The modern method of manufacturing powdered eggs was developed in the 1930s by Albert Grant and Co. of the Mile End Road, London. This cake manufacturer was importing liquid egg from China and one of his staff realised that this was 75% water. An experimental freeze-drying plant was built and tried. Then a factory was set up in Singapore to process Chinese egg. As war approached, Grant transferred his dried egg facility to Argentina. The British Government lifted the patent during the war and many other suppliers came into the market notably in the United States. The Chinese were airdrying eggs that had been whipped and left in the sun to dry and then ground since the Middle Ages. Early importers to the US included Vic Henningsen Sr. and others in the UK.

Yes, but this one product I thinking about seems not to be made from egg. It says in my "SMP Cookbook" that it's made from milk, and you can only use it for baking, not for making scrambled eggs and such.

Anyone at home with the UK rationing rules for flour, bread and egg powder? I would like to know how much of my own home baked bread/cake I can make a week. And honey; I already thought that might have gone under the radar, but I don't suppose you could get all that much so I might use just a little for baking.
 

Stanley Doble

Call Me a Cab
Messages
2,808
Location
Cobourg
"Yes, but this one product I thinking about seems not to be made from egg. It says in my "SMP Cookbook" that it's made from milk, and you can only use it for baking, not for making scrambled eggs and such."

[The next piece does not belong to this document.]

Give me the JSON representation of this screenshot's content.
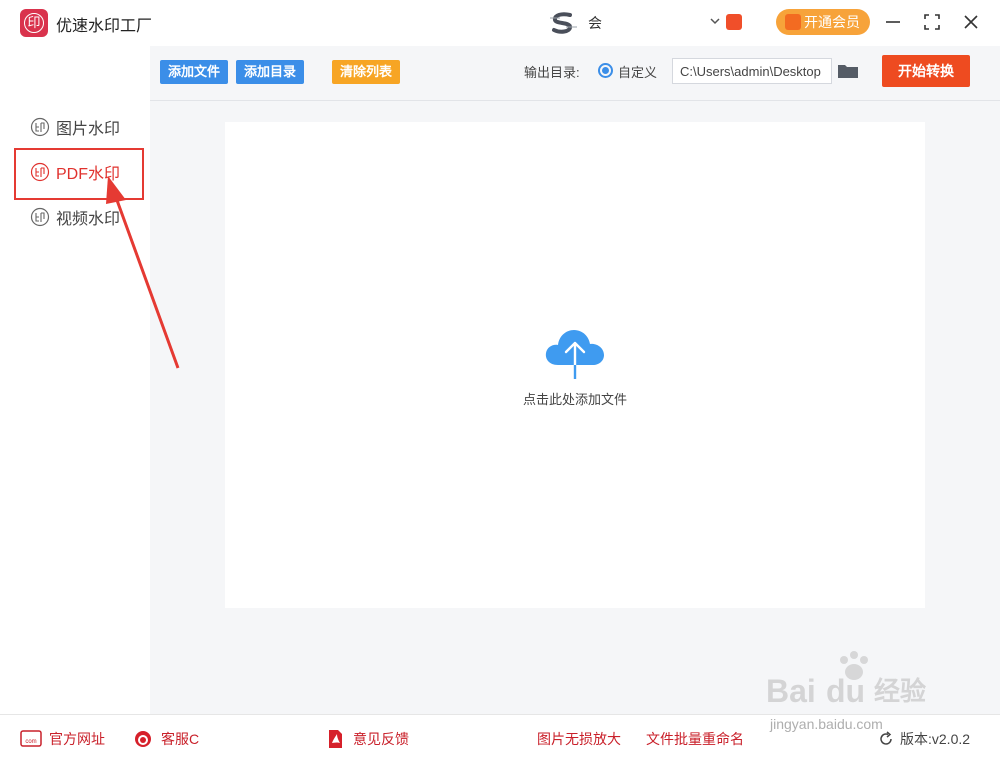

Could it be dehydrated buttermilk? I used to buy buttermilk powder in the bulk food store and use it to make Irish soda bread.

I can't think of any other milk product that you could use only for baking.
 

Flicka

One Too Many
Messages
1,165
Location
Sweden
Nope, it's not just that. There are two products; one that's a substitute for egg whites and another that's a substitute for egg yolks. They were not marketed as "milk products" but as "egg substitute" but in the cookbook (made buy the manufacturer) they say it's made from milk rather than egg, so it's not "dehydrated egg" but something used instead of egg (in any form) when baking.

I shall have to dig on.
 

LizzieMaine

Bartender
Messages
33,755
Location
Where The Tourists Meet The Sea
In the US, restaurant food wasn't rationed -- restaurant-size canned goods were exempt from point rationing -- but unless you lived within walking distance of a restaurant you were out of luck. If you held an "A" mileage ration -- as did the majority of Americans -- you were permitted only to drive your car for essential purposes, and driving to a restaurant was not considered essential. If an OPA inspector saw a car with an A card in the window parked outside a restaurant, he'd take down the license number -- and that motorist would get a letter in the next day's mail notifying him that his gasoline ration was revoked.
 

vintageTink

One Too Many
Messages
1,321
Location
An Okie in SoCal
It's inconceivable to me that they could revoke a gas ration card and you couldn't buy it!
I was born after the gas rationing during the Carter administration.
 

W-D Forties

Practically Family
Messages
684
Location
England
I'm a miserable failure already - I doubt a large curry and lager last night and chips (french fries) for lunch today would count as part of my ration! I shall start tomorrow!